Avoid this route if:
- You haven’t heavily vetted who will occupy your home. If you’re moving long-distance, you want to be confident both in your property manager and in your tenants. “Sometimes you get the best tenants in the world, and sometimes people trash a place,” Arledge says.
- You don’t have the focus to build a rental portfolio. Being a landlord involves more than collecting a rent check. You’ll need to use state-specific contracts and be aware of your tenants’ rights, for starters. You’ll also have to ensure you handle your taxes correctly.
Tips for your big move
Figuring out how to sell your house for a job relocation is a huge decision. While that’s in the works, experts recommend keeping these other things in mind to ensure a smooth move:
Book the moving company as soon as you go under contract:
Movers’ schedules fill up fast, especially during the summer months. Ask whether they charge any fees if your date changes, such as if repairs take longer than expected.
Ask how long the movers will take to deliver:
The website moveBuddha notes that cross-country moves take about 7 to 14 days, but moving companies legally have up to 21 business days to deliver your belongings.
Have a contingency plan if the moving company cancels:
Lay the groundwork for hiring a container or freight company if something happens to your movers at the last minute. Tell them you may hire a professional mover, but you’d like to consider their services as well, moveBudda suggests. Let them know when and where you’re moving and how much you have; then ask about their turnaround time.
Plan for moving your car:
Depending on how far you’re moving, talk with the moving company about transporting your car or hire an auto shipper. Also, be prepared for unexpected fees. Some states, such as Georgia, charge an ad valorem tax on a newly registered vehicle based on its market value.

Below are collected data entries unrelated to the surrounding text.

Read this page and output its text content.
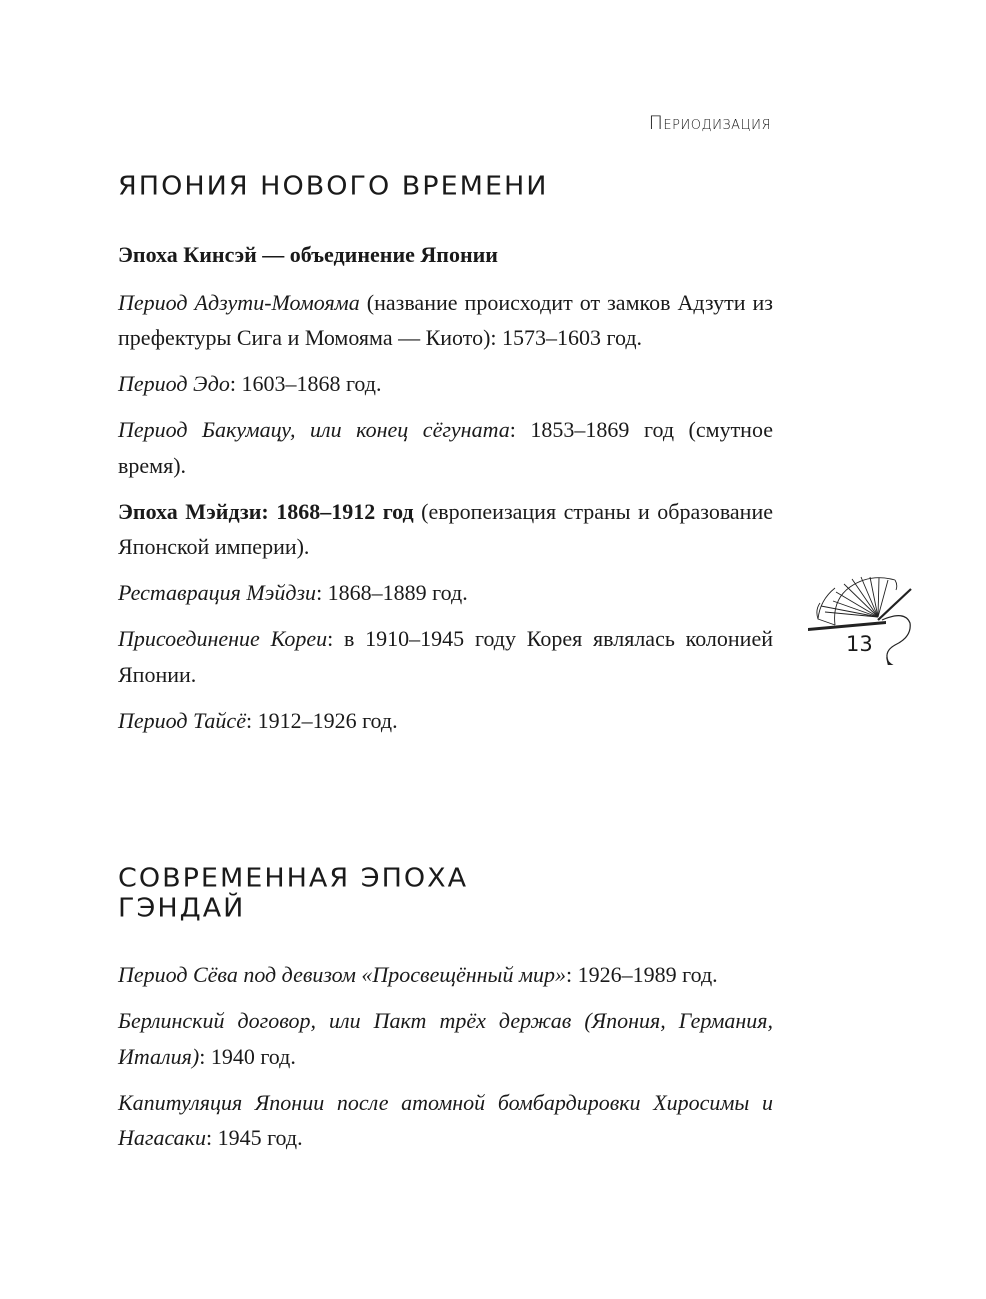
Периодизация
ЯПОНИЯ НОВОГО ВРЕМЕНИ

Эпоха Кинсэй — объединение Японии

Период Адзути-Момояма (название происходит от замков Адзути из префектуры Сига и Момояма — Киото): 1573–1603 год.

Период Эдо: 1603–1868 год.

Период Бакумацу, или конец сёгуната: 1853–1869 год (смутное время).

Эпоха Мэйдзи: 1868–1912 год (европеизация страны и образование Японской империи).

Реставрация Мэйдзи: 1868–1889 год.

Присоединение Кореи: в 1910–1945 году Корея являлась колонией Японии.

Период Тайсё: 1912–1926 год.

СОВРЕМЕННАЯ ЭПОХА
ГЭНДАЙ

Период Сёва под девизом «Просвещённый мир»: 1926–1989 год.

Берлинский договор, или Пакт трёх держав (Япония, Германия, Италия): 1940 год.

Капитуляция Японии после атомной бомбардировки Хиросимы и Нагасаки: 1945 год.

13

Your new job (and city) await
Job relocations chilled at the start of the pandemic — when you can work from anywhere, why move? More people were focused on being close to friends and family or seeking out a comfortable location to wait things out.
For perspective, in 2021 33% of Americans moved for a new job or job transfer, according to United Van Lines Mover Study, down significantly from 60% in 2015. But work-related moves do still happen and have recently started to bounce back a bit amid office reopenings and hybrid work arrangements.
If the world is your oyster and a career change feels right, you can orchestrate a smooth move even when you own a house.
Whether you sell your home to an investor, work with a top agent to sell it at a competitive price, or opt to rent it out for a while, rest assured that the stress over selling a house for a job relocation is only temporary. Soon you’ll be exploring a new place, building relationships with colleagues, and settling into a new home ready for fresh memories.